Begini Cara Klaim Asuransi Mobil Lecet Biar Tidak Ditolak

cara klaim asuransi mobil lecet

Cara klaim asuransi mobil lecet perlu diketahui pemilik kendaraan roda empat. Pasalnya, cara klaim asuransi mobil lecet dapat dilakukan ketika sesuatu hal tak terduga terjadi pada kendaraan kita. 

Karena hal itu, penting bagi kita untuk mendaftarkan kendaraan pribadi atau perusahaan seperti mobil ke dalam perlindungan asuransi. 

Lalu, ketika peristiwa tidak diinginkan seperti lecet terjadi, kita harus sudah mengetahui bagaimana cara klaim asuransi mobil lecet.

Nah, untuk mengetahui lebih lanjut tips mengenai cara klaim asuransi mobil lecet, kita dapat mengingatnya dengan singkatan LIDIKU. Simak pemaparan berikut ini ya!

Cara klaim asuransi mobil lecet tips LIDIKU

Penasaran dengan makna LIDIKU, coba simak ulasan dari Lifepal berikut.

  • Lampirkan bukti foto
  • Isi formulir pengajuan klaim
  • Dokumen harus lengkap
  • Informasikan dan ceritakan kronologi kejadian dengan jelas
  • Kontak pihak asuransi
  • Upayakan menggunakan jasa bengkel rekanan

1. Lampirkan bukti foto

Pihak asuransi tentu tidak akan langsung mengabulkan klaim asuransi karena dibutuhkan bukti-bukti yang bisa menunjukkan kerusakan.
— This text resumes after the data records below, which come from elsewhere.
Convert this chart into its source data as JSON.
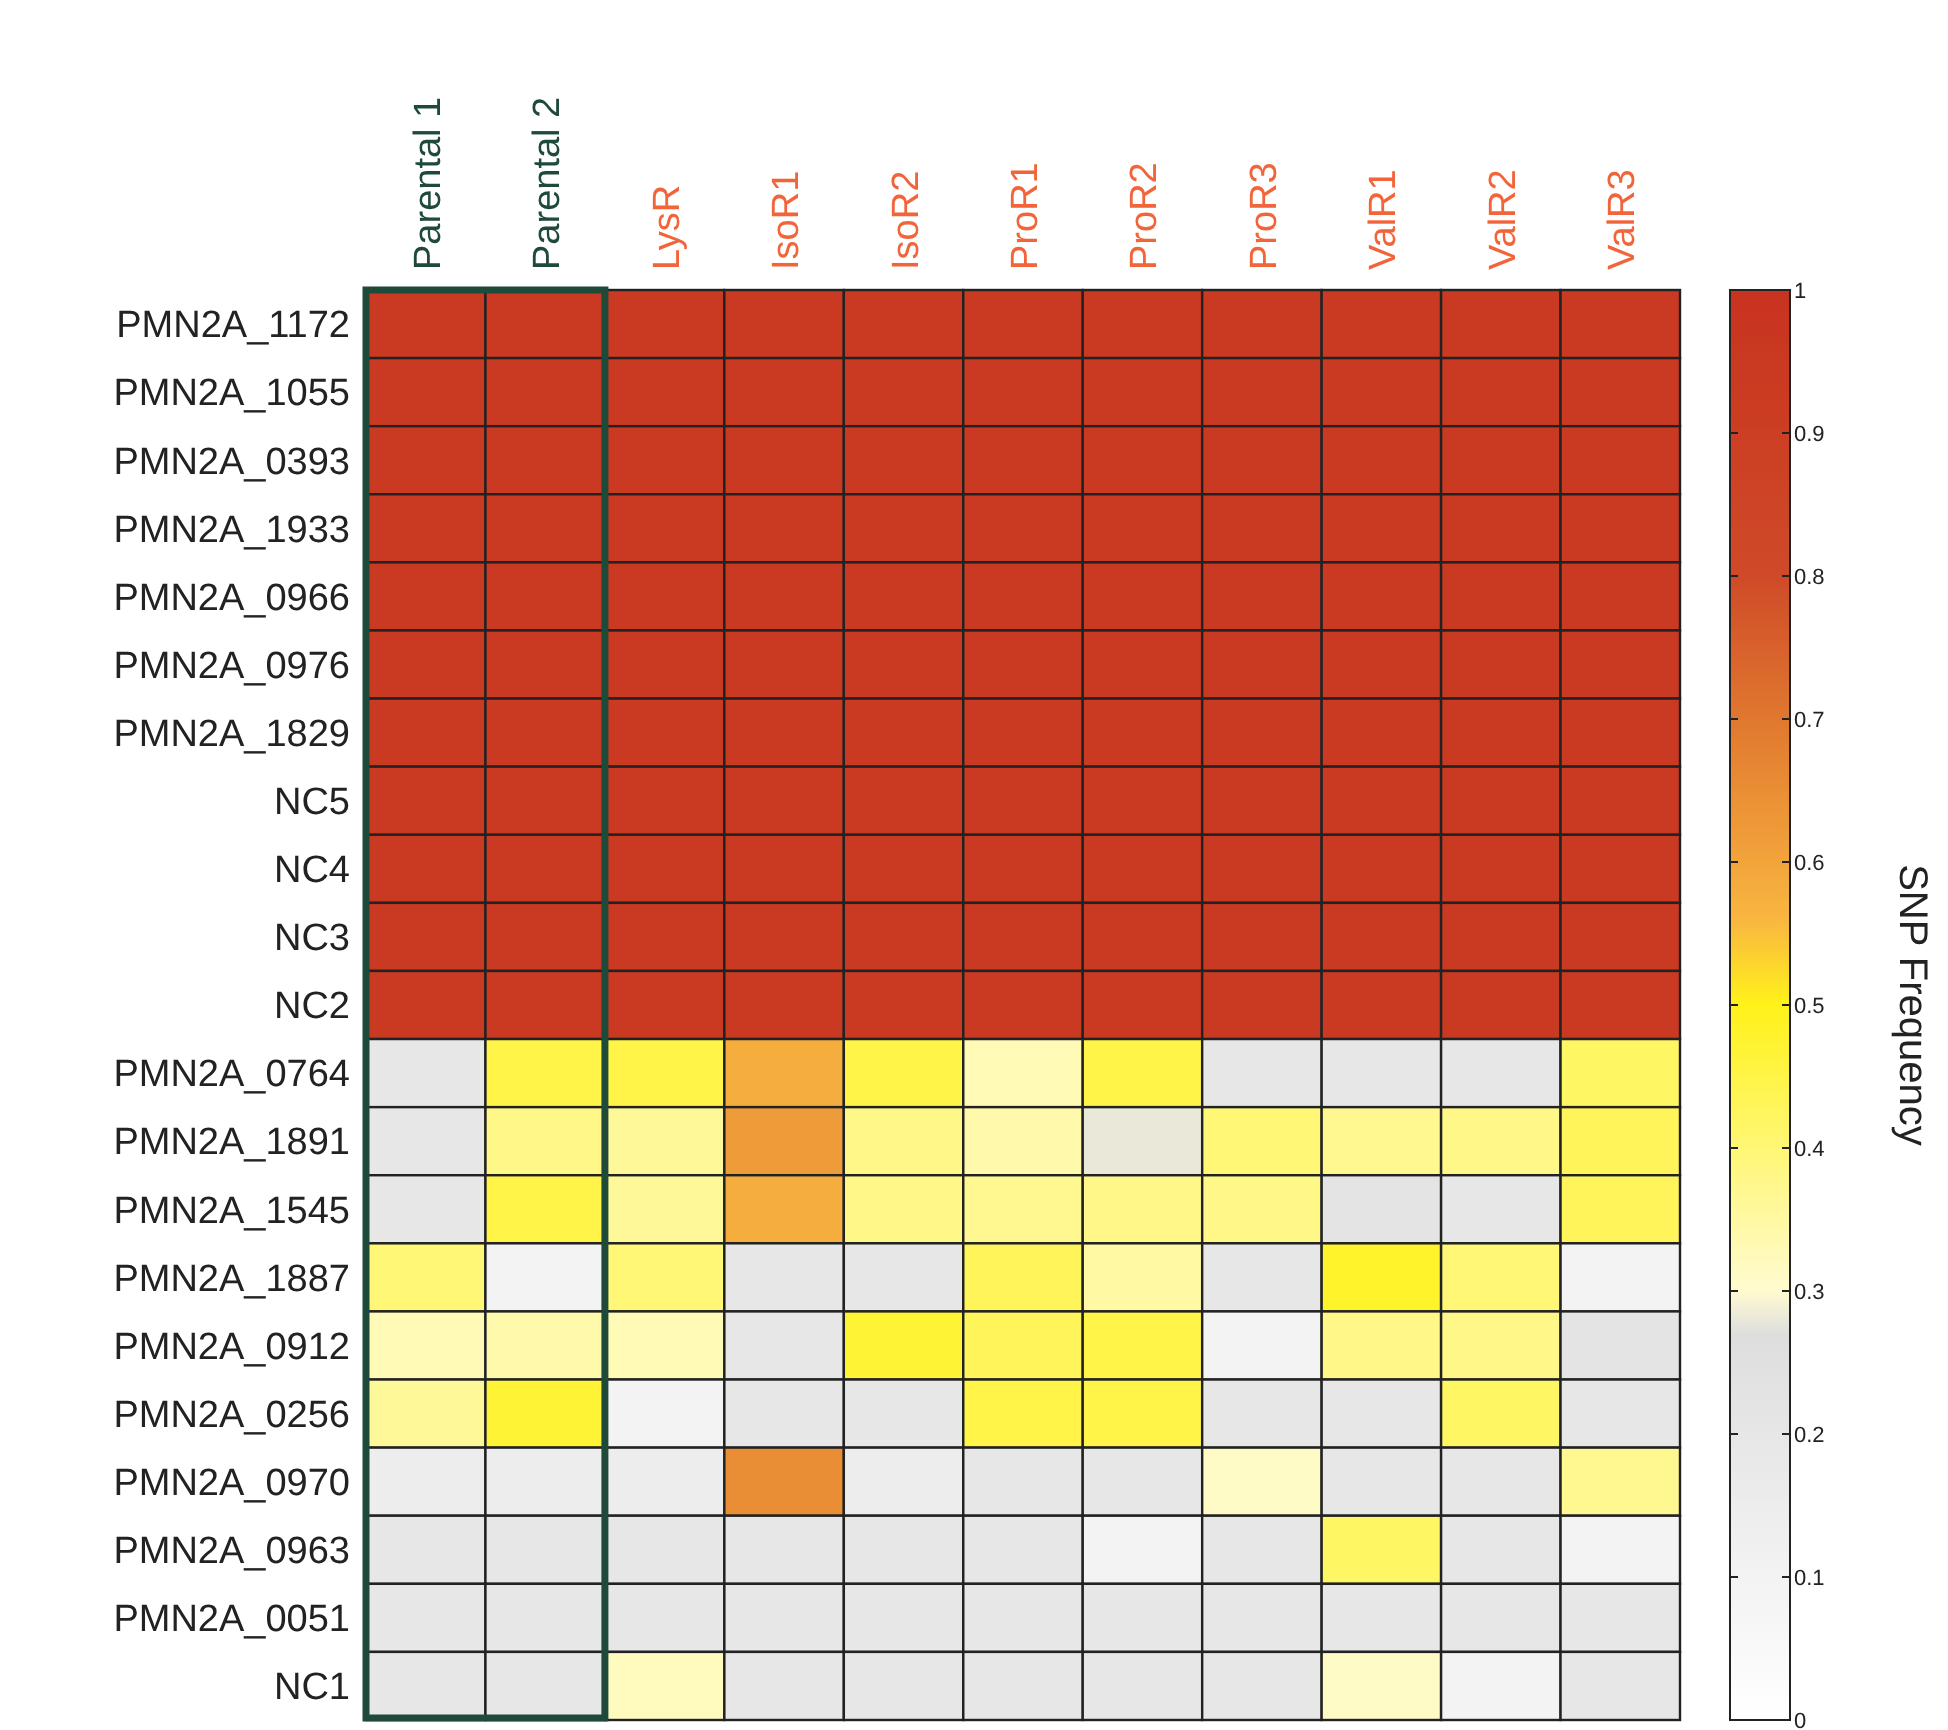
{
  "chart_data": {
    "type": "heatmap",
    "clabel": "SNP Frequency",
    "categories": [
      "Parental 1",
      "Parental 2",
      "LysR",
      "IsoR1",
      "IsoR2",
      "ProR1",
      "ProR2",
      "ProR3",
      "ValR1",
      "ValR2",
      "ValR3"
    ],
    "y_categories": [
      "PMN2A_1172",
      "PMN2A_1055",
      "PMN2A_0393",
      "PMN2A_1933",
      "PMN2A_0966",
      "PMN2A_0976",
      "PMN2A_1829",
      "NC5",
      "NC4",
      "NC3",
      "NC2",
      "PMN2A_0764",
      "PMN2A_1891",
      "PMN2A_1545",
      "PMN2A_1887",
      "PMN2A_0912",
      "PMN2A_0256",
      "PMN2A_0970",
      "PMN2A_0963",
      "PMN2A_0051",
      "NC1"
    ],
    "cells": [
      [
        0.95,
        0.95,
        0.95,
        0.95,
        0.95,
        0.95,
        0.95,
        0.95,
        0.95,
        0.95,
        0.95
      ],
      [
        0.95,
        0.95,
        0.95,
        0.95,
        0.95,
        0.95,
        0.95,
        0.95,
        0.95,
        0.95,
        0.95
      ],
      [
        0.95,
        0.95,
        0.95,
        0.95,
        0.95,
        0.95,
        0.95,
        0.95,
        0.95,
        0.95,
        0.95
      ],
      [
        0.95,
        0.95,
        0.95,
        0.95,
        0.95,
        0.95,
        0.95,
        0.95,
        0.95,
        0.95,
        0.95
      ],
      [
        0.95,
        0.95,
        0.95,
        0.95,
        0.95,
        0.95,
        0.95,
        0.95,
        0.95,
        0.95,
        0.95
      ],
      [
        0.95,
        0.95,
        0.95,
        0.95,
        0.95,
        0.95,
        0.95,
        0.95,
        0.95,
        0.95,
        0.95
      ],
      [
        0.95,
        0.95,
        0.95,
        0.95,
        0.95,
        0.95,
        0.95,
        0.95,
        0.95,
        0.95,
        0.95
      ],
      [
        0.95,
        0.95,
        0.95,
        0.95,
        0.95,
        0.95,
        0.95,
        0.95,
        0.95,
        0.95,
        0.95
      ],
      [
        0.95,
        0.95,
        0.95,
        0.95,
        0.95,
        0.95,
        0.95,
        0.95,
        0.95,
        0.95,
        0.95
      ],
      [
        0.95,
        0.95,
        0.95,
        0.95,
        0.95,
        0.95,
        0.95,
        0.95,
        0.95,
        0.95,
        0.95
      ],
      [
        0.95,
        0.95,
        0.95,
        0.95,
        0.95,
        0.95,
        0.95,
        0.95,
        0.95,
        0.95,
        0.95
      ],
      [
        0.2,
        0.45,
        0.45,
        0.58,
        0.45,
        0.33,
        0.45,
        0.2,
        0.2,
        0.2,
        0.42
      ],
      [
        0.2,
        0.38,
        0.36,
        0.62,
        0.38,
        0.34,
        0.28,
        0.4,
        0.37,
        0.38,
        0.43
      ],
      [
        0.2,
        0.45,
        0.36,
        0.58,
        0.38,
        0.37,
        0.38,
        0.38,
        0.22,
        0.2,
        0.43
      ],
      [
        0.4,
        0.1,
        0.4,
        0.2,
        0.2,
        0.43,
        0.35,
        0.2,
        0.48,
        0.4,
        0.1
      ],
      [
        0.33,
        0.34,
        0.33,
        0.2,
        0.47,
        0.43,
        0.45,
        0.1,
        0.38,
        0.38,
        0.22
      ],
      [
        0.36,
        0.47,
        0.1,
        0.2,
        0.2,
        0.45,
        0.45,
        0.2,
        0.2,
        0.42,
        0.2
      ],
      [
        0.15,
        0.15,
        0.15,
        0.65,
        0.15,
        0.2,
        0.2,
        0.31,
        0.2,
        0.2,
        0.37
      ],
      [
        0.2,
        0.2,
        0.2,
        0.2,
        0.2,
        0.2,
        0.1,
        0.2,
        0.42,
        0.2,
        0.1
      ],
      [
        0.2,
        0.2,
        0.2,
        0.2,
        0.2,
        0.2,
        0.2,
        0.2,
        0.2,
        0.2,
        0.2
      ],
      [
        0.2,
        0.2,
        0.32,
        0.2,
        0.2,
        0.2,
        0.2,
        0.2,
        0.31,
        0.1,
        0.2
      ]
    ],
    "clim": [
      0,
      1
    ],
    "cticks": [
      0,
      0.1,
      0.2,
      0.3,
      0.4,
      0.5,
      0.6,
      0.7,
      0.8,
      0.9,
      1
    ]
  }
}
Dalam hal ini, foto dari kondisi mobil atau kendaraan yang lecet akibat kejadian tidak terduga, yaitu seperti kecelakaan atau disenggol pengendara lain.
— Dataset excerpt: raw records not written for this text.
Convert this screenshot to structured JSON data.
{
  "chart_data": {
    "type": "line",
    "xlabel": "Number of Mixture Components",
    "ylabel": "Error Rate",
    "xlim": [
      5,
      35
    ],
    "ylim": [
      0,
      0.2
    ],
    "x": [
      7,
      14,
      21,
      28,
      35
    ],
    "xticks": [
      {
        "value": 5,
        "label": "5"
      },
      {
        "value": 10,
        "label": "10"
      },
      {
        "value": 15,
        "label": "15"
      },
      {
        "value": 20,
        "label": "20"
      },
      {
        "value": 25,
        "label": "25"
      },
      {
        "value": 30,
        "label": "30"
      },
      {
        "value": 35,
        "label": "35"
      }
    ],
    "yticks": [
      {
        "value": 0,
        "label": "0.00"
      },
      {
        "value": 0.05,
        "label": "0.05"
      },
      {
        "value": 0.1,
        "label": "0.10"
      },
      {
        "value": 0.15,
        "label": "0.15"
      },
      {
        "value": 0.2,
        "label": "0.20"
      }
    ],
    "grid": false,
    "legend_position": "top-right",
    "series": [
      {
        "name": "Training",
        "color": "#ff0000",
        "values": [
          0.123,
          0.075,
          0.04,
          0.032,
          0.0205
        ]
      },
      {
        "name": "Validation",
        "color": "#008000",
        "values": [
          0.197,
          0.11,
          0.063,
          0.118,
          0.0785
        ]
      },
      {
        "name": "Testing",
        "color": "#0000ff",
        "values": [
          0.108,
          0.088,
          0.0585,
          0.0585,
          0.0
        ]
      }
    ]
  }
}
Bukti foto ini penting guna merekam kondisi riil dari kendaraan kita pascakecelakaan, terutama apabila kecelakaan atau benturan menyebabkan kendaraan rusak parah. Foto dapat pula turut disertakan ke pihak kepolisian apabila dibutuhkan.

2. Isi formulir pengajuan klaim

Walaupun terkadang kita tidak begitu menyukai persoalan administrasi, tetapi pengisian formulir pengajuan klaim adalah salah satu hal utama. Pasalnya, klaim asuransi tersebut berdasarkan kelengkapan administrasi sehingga formulir merupakan hal yang mendasar.

Formulir tersebut biasa turut memuat pertanyaan mengenai apa yang dialami tertanggung, jadi pastikan mengisi formulir dengan teliti dan sesuai fakta yang terjadi. Pastikan mengisi semua hal yang tertera pada formulir dan tidak ada yang terlewat. Semakin lengkap kita mengisinya, semakin jelas dan detail informasi yang diberikan pada pihak asuransi. Dengan begitu, klaim yang diajukan pun semakin mudah untuk diproses secepatnya.

3. Dokumen harus lengkap

Saat mengajukan klaim asuransi mobil lecet, pihak asuransi akan meminta nasabahnya menyiapkan dokumen penting sebagai syarat. Perhatikan dalam langkah yang satu ini karena jika ada kesalahan, maka klaim yang diajukan akan sulit untuk dikabulkan oleh pihak asuransi. 

Kelengkapan dokumen tersebut di antaranya formulir klaim, salinan polis asuransi, fotokopi SIM, STNK, dan Surat Keterangan Polisi jika kendaraan mengalami kecelakaan, serta dokumen pertanggungjawaban pihak ketiga terkait kecelakaan jika ada.

4. Informasikan dan ceritakan kronologi kejadian dengan jelas

Berikan informasi selengkap mungkin dan runut dari sisi kronologi kejadian pemicu lecet pada badan kendaraan. Bisa jadi selain melalui formulir dan kelengkapan, guna mendukung klaim tersebut, kita akan diwawancarai sehingga pastikan keterangan diberikan dengan sejelas-jelasnya dan sesuai kronologi kejadian yang sebenarnya.

5. Kontak pihak asuransi

Sebenarnya, mengontak pihak asuransi adalah hal pertama yang mesti dilakukan. Bagaimanapun, klaim hanya dapat dilakukan terhadap asuransi yang memberikan perlindungan terhadap kendaraan kita. 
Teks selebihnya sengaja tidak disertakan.